Canonical wiki instance. LyftLearn 2.0 split into LyftLearn Compute on SageMaker and LyftLearn Serving on EKS:

Compute — SageMaker Manager Service orchestrates training, batch, HPO, JupyterLab notebooks via AWS SDK. EventBridge + SQS carry job-state events (replacing background watchers). On-demand provisioning eliminates idle K8s capacity cost.
Serving — EKS clusters host dozens of team-owned model-serving services (pricing, fraud, dispatch, ETA, etc.), each with custom prediction handlers. A Model Registry Service coordinates deployments across services.

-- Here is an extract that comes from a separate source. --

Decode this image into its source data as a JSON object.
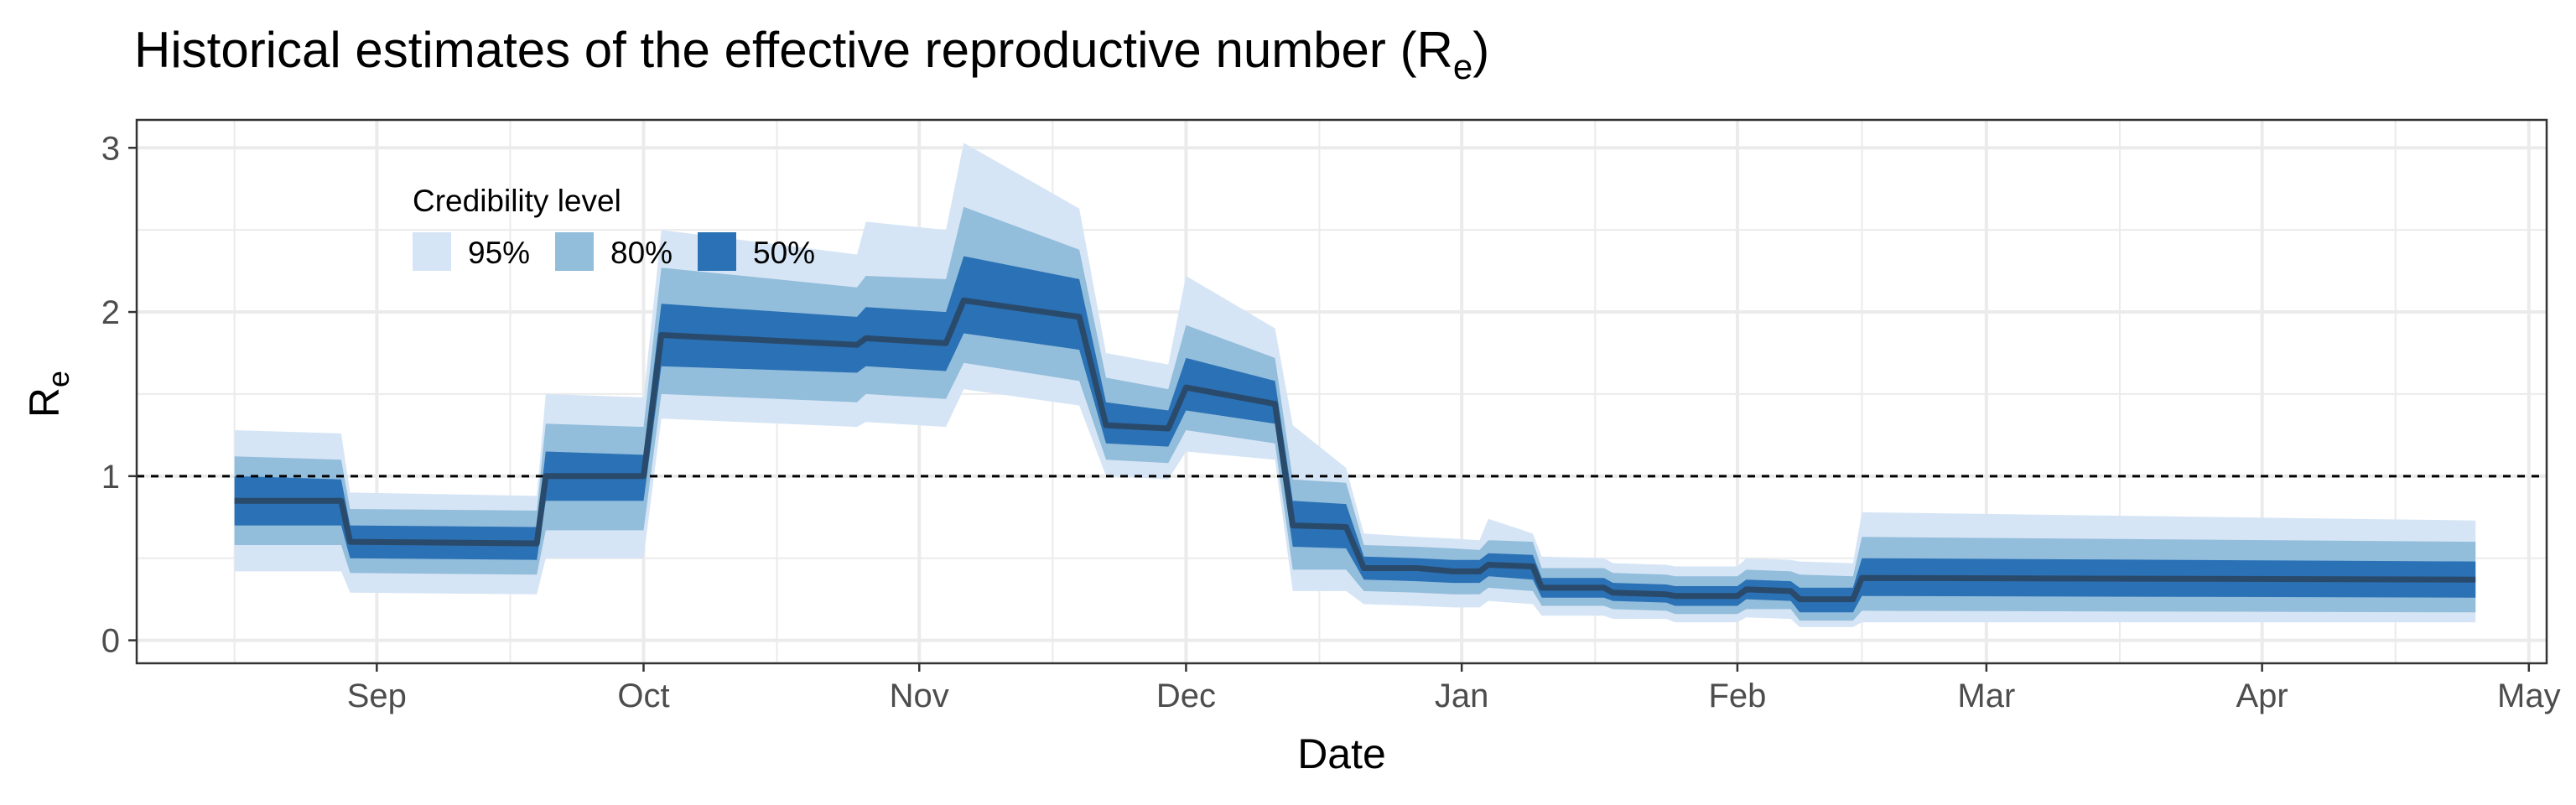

Integration happens only through artifact flow: S3 for model binaries, Model Registry for lineage, ECR for Docker images that flow to both stacks, and the LyftLearn database for job + model metadata. "Each LyftLearn product operates independently while maintaining seamless end-to-end ML workflows." (Source: sources/2025-11-18-lyft-lyftlearn-evolution-rethinking-ml-platform-architecture)

Trade-offs¶

+ Each stack optimised for its workload; no compromise on idle cost vs. warm-pod latency.
+ Independent scaling, deployment, and operation of the two stacks.
− Two operational surfaces to maintain instead of one.
− Model-registry + object-store glue is load-bearing; if that seam breaks, end-to-end workflows stop.
− Cross-stack networking can surface issues (e.g. cross-cluster Spark for Lyft) that single-stack architectures never hit.

Seen in¶

sources/2025-11-18-lyft-lyftlearn-evolution-rethinking-ml-platform-architecture — Lyft LyftLearn 2.0; SageMaker (compute) + EKS (serving).